Chandrima Das, who founded Bento in 2016 and is now head of GrabInvest, said Grab’s new micro-investment product will be accessible through Grab’s digital wallet. Returns can be cashed out and spent on Grab services or merchants that accept GrabPay. it is partnered with liquid fixed-income funds managed by Fullerton Fund Management and UOB Asset Management, and allows users to invest as little as SGD $1 at a time, with the potential to earn returns about about 1.8%. It will launch first in Singapore at the beginning of September.

While Grab Financial Group already offers working capital loans to drivers and purchase financing for merchants on its platform, its new consumer credit products include PayLater, which allows users to pay for Grab services at the end of each month, and will first be available in Singapore and Malaysia.
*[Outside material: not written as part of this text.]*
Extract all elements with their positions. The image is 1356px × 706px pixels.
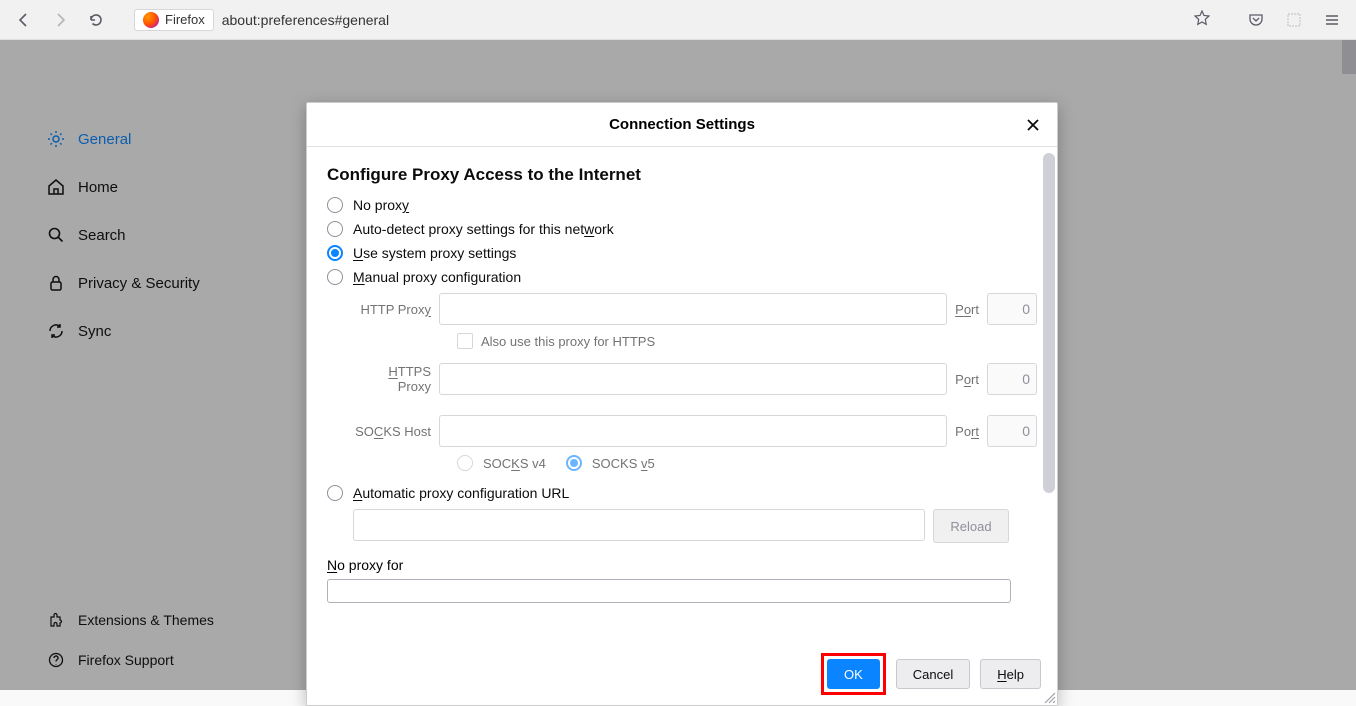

The company is also offering consumer loans with an application process that it Ankur Mehrota, Grab Financial Group’s head of lending, says is so simple “you can do it while sitting on your couch watching Netflix.” Grab will partner with licensed banks and financial institutions to help verify users’ creditworthiness. Once approved, lenders can use Grab’s Buy Now Pay Later services, which allows them to pay in monthly installments or defer payments to the following month.

Mehrota said benefits of the program for merchants include increased gross merchandise value, larger basket sizes and lower cart abandonment rates.